11/14/2009 11:04:26 AM

 

 

Westchester County Legislator Tom Abinanti (D- Greenburgh), is calling on the New York State Senate to pass a measure that would reduce the permissible sulfur level for home heating oil. The Senate is scheduled to consider the legislation when it convenes in a Special Session called by the Governor for Monday and Tuesday, November 16-17, 2009. The Assembly has already passed the bill.

 

The legislation (S. 1145-A) reduces the maximum sulfur level in No. 2 home heating oil to less than 15 parts per million. Today’s No. 2 heating oil, the most widely used, contains 2600 parts per million of sulfur.

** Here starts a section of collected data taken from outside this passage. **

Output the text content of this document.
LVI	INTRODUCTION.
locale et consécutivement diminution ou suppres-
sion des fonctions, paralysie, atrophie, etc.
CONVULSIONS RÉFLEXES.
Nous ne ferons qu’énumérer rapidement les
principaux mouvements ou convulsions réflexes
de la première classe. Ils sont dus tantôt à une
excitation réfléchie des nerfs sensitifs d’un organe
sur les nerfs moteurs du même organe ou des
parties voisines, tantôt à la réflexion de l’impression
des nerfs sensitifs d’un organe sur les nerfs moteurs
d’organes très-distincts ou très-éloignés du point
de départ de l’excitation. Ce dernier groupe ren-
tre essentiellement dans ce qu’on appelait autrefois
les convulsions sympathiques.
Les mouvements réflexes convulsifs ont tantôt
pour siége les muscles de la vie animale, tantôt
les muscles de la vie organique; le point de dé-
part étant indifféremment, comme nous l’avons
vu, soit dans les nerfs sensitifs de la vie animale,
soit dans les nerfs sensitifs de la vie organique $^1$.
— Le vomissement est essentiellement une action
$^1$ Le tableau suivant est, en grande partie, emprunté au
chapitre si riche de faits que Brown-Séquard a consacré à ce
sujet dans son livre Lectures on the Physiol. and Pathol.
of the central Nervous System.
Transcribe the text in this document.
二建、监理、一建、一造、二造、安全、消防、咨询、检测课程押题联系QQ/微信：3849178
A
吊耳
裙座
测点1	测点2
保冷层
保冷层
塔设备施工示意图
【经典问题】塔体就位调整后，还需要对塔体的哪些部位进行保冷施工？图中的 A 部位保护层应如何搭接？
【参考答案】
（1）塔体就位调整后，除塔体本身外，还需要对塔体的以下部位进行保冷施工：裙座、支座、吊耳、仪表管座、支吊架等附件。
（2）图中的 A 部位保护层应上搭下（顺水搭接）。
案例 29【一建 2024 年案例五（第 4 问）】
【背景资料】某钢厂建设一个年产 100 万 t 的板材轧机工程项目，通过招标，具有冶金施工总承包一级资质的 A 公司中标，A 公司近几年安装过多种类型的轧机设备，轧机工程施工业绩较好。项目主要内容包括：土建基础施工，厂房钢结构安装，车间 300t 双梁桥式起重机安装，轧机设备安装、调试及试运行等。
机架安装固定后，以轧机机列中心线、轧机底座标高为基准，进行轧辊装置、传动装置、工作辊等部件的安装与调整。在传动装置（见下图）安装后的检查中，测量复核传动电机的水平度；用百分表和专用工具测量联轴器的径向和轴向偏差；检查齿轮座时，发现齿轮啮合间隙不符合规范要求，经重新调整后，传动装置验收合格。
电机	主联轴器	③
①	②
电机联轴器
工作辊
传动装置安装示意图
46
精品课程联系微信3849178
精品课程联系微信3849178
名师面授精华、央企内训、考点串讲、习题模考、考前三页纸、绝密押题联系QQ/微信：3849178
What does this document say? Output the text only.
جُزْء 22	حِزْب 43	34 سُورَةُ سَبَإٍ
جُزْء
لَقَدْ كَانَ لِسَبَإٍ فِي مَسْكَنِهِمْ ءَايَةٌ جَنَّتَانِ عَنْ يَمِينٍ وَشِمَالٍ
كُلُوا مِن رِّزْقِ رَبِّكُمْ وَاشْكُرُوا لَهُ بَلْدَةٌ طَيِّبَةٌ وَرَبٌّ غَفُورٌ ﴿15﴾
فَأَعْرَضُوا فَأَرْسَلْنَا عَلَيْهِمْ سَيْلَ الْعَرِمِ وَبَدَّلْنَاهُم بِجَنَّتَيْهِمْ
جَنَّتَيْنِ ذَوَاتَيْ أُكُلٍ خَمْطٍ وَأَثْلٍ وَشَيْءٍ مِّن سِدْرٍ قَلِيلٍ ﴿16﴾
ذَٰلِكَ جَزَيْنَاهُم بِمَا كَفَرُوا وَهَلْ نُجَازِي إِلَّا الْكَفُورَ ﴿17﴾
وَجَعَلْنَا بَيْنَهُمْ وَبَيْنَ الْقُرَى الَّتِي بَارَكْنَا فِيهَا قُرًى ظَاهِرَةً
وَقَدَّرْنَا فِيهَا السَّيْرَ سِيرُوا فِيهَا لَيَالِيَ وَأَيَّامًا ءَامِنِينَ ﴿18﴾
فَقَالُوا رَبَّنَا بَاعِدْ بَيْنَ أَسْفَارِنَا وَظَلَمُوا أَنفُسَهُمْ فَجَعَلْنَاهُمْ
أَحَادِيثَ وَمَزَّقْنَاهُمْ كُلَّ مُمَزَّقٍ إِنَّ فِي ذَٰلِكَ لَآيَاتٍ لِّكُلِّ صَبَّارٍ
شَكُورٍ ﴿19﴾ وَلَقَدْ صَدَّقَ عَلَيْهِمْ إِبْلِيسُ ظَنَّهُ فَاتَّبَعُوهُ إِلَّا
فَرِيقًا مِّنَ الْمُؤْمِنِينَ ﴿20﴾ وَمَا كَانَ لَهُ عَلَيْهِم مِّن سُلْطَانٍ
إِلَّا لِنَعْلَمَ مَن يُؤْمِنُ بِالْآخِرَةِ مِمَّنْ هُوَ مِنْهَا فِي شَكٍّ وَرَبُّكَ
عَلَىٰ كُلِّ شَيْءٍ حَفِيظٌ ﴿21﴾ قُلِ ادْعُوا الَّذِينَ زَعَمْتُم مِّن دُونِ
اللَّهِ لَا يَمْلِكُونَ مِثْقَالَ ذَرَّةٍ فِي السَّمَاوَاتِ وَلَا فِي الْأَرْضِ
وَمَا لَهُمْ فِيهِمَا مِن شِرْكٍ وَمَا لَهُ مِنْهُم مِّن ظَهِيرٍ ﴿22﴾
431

The proposed level is the same as the maximum that federal government currently allows for diesel oil in on-road vehicles across the United States.

 

“The legislation would greatly improve Westchester’s air quality and protect the health of the region’s residents,” said Abinanti, chair of the Westchester Legislature’s Committee on the Environment & Energy.

 

The current home heating oil releases dangerous pollution into the air, including ozone and fine particles called PM 2.5. Much of downstate New York, including Westchester and New York City, exceeds federal standards for PM 2.5 and for ozone. These particles are linked to increased respiratory symptoms, such as irritation of the airways, coughing, difficulty breathing, decreased lung function, aggravated asthma, development of chronic bronchitis and irregular heartbeat. The increased cost of ultra-low sulfur No. 2 heating oil over today’s No. 2 heating oil is minimal.

 

Abinanti has proposed similar legislation for Westchester. Abinanti’s measure was the result of a yearlong, intensive review of Westchester’s air quality by the “Healthy Air Task Force” which Abinanti created in 2004 to suggest ways to reduce particulate matter and other harmful carcinogens that are polluting Westchester’s air. The Healthy Air Task Force consisted of members of Westchester’s environment and health communities.

 

“More and more children are suffering from asthma and other respiratory diseases,” said the Greenburgh lawmaker.  “It’s our air, we have to protect it.”